Como decía al principio, estas últimas semanas he vuelto a releer algunos textos de Todorov, y el paso del tiempo me ha hecho regresar a esa agradable sensación de desafío y de claridad. En el prólogo de La literatura en peligro leo estas palabras: “La literatura, más densa y más elocuente que la vida cotidiana, pero no radicalmente diferente, amplía nuestro universo, nos invita a imaginar otras maneras de concebirlo y de organizarlo”, y describe después de qué manera esa cualidad de la literatura es algo innato e universal. Y al leerlo, años después de la primera vez, con otras cosas aprendidas, en otro momento vital, lo que me surgió en la cabeza fue una pregunta muy interesante y desafiante: ¿y si, de alguna manera, esta cualidad de la literatura estuvo en la mente de Dios al describirse a sí mismo a nosotros, y dejar fe de la presencia de Jesús, en forma de literatura? ¿Y si la propia naturaleza del mensaje literario fuera una de las claves para entender la revelación de Dios que nunca observamos, pero que al hacerlo desde esta perspectiva nos vaya a revelar algo de la belleza de Dios? 

Me empecé a plantear escribir uno de los artículos de esta columna, que en esencia han de ser siempre cortos y concisos, alrededor de esta exploración: ¿qué cualidades literarias tiene la Biblia, en su forma final, pero también en el proceso histórico de su creación, que hablen del papel de Dios no solo como inspirador de este texto, sino también como creador de nuestra capacidad como humanos de codificar y transportar el conocimiento a través del tiempo y el espacio en forma de literatura?

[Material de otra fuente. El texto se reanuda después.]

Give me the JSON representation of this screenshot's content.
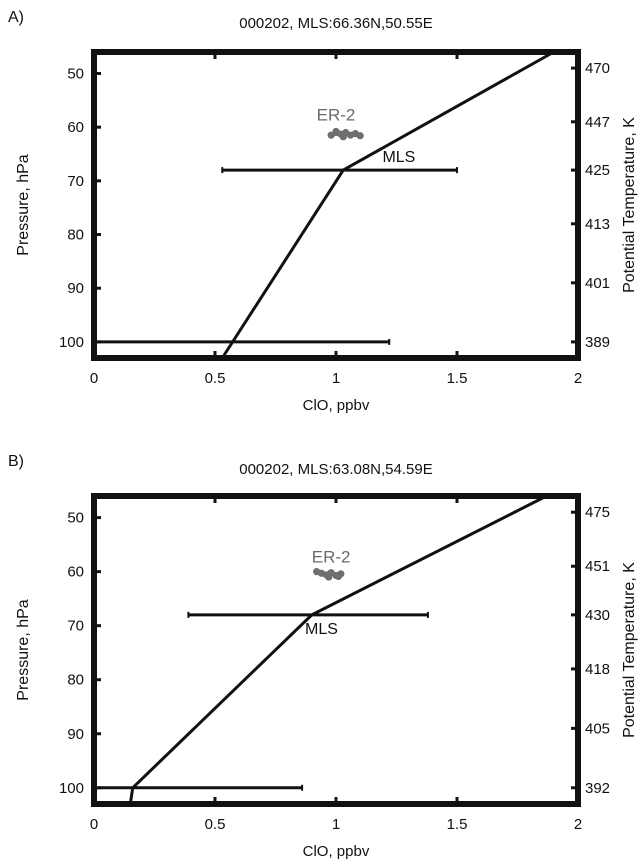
{
  "chart_data": [
    {
      "type": "line",
      "panel_label": "A)",
      "title": "000202, MLS:66.36N,50.55E",
      "xlabel": "ClO, ppbv",
      "ylabel": "Pressure, hPa",
      "y2label": "Potential Temperature, K",
      "xlim": [
        0,
        2
      ],
      "ylim": [
        46,
        103
      ],
      "y_reversed": true,
      "x_ticks": [
        "0",
        "0.5",
        "1",
        "1.5",
        "2"
      ],
      "y_ticks": [
        50,
        60,
        70,
        80,
        90,
        100
      ],
      "y2_ticks": [
        {
          "pressure": 49,
          "label": "470"
        },
        {
          "pressure": 59,
          "label": "447"
        },
        {
          "pressure": 68,
          "label": "425"
        },
        {
          "pressure": 78,
          "label": "413"
        },
        {
          "pressure": 89,
          "label": "401"
        },
        {
          "pressure": 100,
          "label": "389"
        }
      ],
      "series": [
        {
          "name": "MLS",
          "x": [
            0.53,
            1.03,
            1.9
          ],
          "y": [
            103,
            68,
            46
          ]
        }
      ],
      "error_bars": [
        {
          "y": 46,
          "xmin": 1.46,
          "xmax": 2.0
        },
        {
          "y": 68,
          "xmin": 0.53,
          "xmax": 1.5
        },
        {
          "y": 100,
          "xmin": 0,
          "xmax": 1.22
        }
      ],
      "er2": {
        "label": "ER-2",
        "x": [
          0.98,
          1.0,
          1.02,
          1.04,
          1.06,
          1.08,
          1.1,
          1.0,
          1.03
        ],
        "y": [
          61.5,
          61.0,
          61.3,
          61.0,
          61.5,
          61.2,
          61.6,
          60.8,
          61.8
        ]
      },
      "annotations": [
        {
          "text": "ER-2",
          "x": 1.0,
          "y": 58.8
        },
        {
          "text": "MLS",
          "x": 1.26,
          "y": 66.5
        }
      ]
    },
    {
      "type": "line",
      "panel_label": "B)",
      "title": "000202, MLS:63.08N,54.59E",
      "xlabel": "ClO, ppbv",
      "ylabel": "Pressure, hPa",
      "y2label": "Potential Temperature, K",
      "xlim": [
        0,
        2
      ],
      "ylim": [
        46,
        103
      ],
      "y_reversed": true,
      "x_ticks": [
        "0",
        "0.5",
        "1",
        "1.5",
        "2"
      ],
      "y_ticks": [
        50,
        60,
        70,
        80,
        90,
        100
      ],
      "y2_ticks": [
        {
          "pressure": 49,
          "label": "475"
        },
        {
          "pressure": 59,
          "label": "451"
        },
        {
          "pressure": 68,
          "label": "430"
        },
        {
          "pressure": 78,
          "label": "418"
        },
        {
          "pressure": 89,
          "label": "405"
        },
        {
          "pressure": 100,
          "label": "392"
        }
      ],
      "series": [
        {
          "name": "MLS",
          "x": [
            0.15,
            0.16,
            0.9,
            1.87
          ],
          "y": [
            103,
            100,
            68,
            46
          ]
        }
      ],
      "error_bars": [
        {
          "y": 46,
          "xmin": 1.43,
          "xmax": 2.0
        },
        {
          "y": 68,
          "xmin": 0.39,
          "xmax": 1.38
        },
        {
          "y": 100,
          "xmin": 0,
          "xmax": 0.86
        }
      ],
      "er2": {
        "label": "ER-2",
        "x": [
          0.92,
          0.94,
          0.96,
          0.98,
          1.0,
          1.02,
          0.97,
          1.01
        ],
        "y": [
          60.0,
          60.3,
          60.6,
          60.2,
          60.7,
          60.4,
          61.0,
          60.9
        ]
      },
      "annotations": [
        {
          "text": "ER-2",
          "x": 0.98,
          "y": 58.3
        },
        {
          "text": "MLS",
          "x": 0.94,
          "y": 71.5
        }
      ]
    }
  ]
}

Primero nos hizo humanos, nos dio el raciocinio. Nos dio la capacidad del lenguaje humano, que es una incongruencia en términos biológicos (puesto que no existe un órgano destinado al lenguaje, sino que el cuerpo humano reutiliza lo que ya tiene para otras funcionas para hablar); después, como humanos a imagen de Dios, creamos un sistema abstracto que nos permite codificar los sonidos de ese lenguaje en un medio escrito; lo llevamos haciendo milenios, inventándolo y reinventándolo una y otra vez, civilización tras civilización. Y en medio de todo eso, con esa codificación abstracta que se llama alfabeto, hemos creado una expresión estética de nuestro raciocinio, que es la literatura. Así se crearon los textos bíblicos, y Dios se expresó a sí mismo en medio de esos textos, no solo en el momento de su creación, sino en la prodigiosa historia de su conservación y de su transmisión hasta la Biblia que tienes tú ahora en tu mesilla de noche o en tu estantería. Creo que es una idea digna (y hermosa) para ser analizada.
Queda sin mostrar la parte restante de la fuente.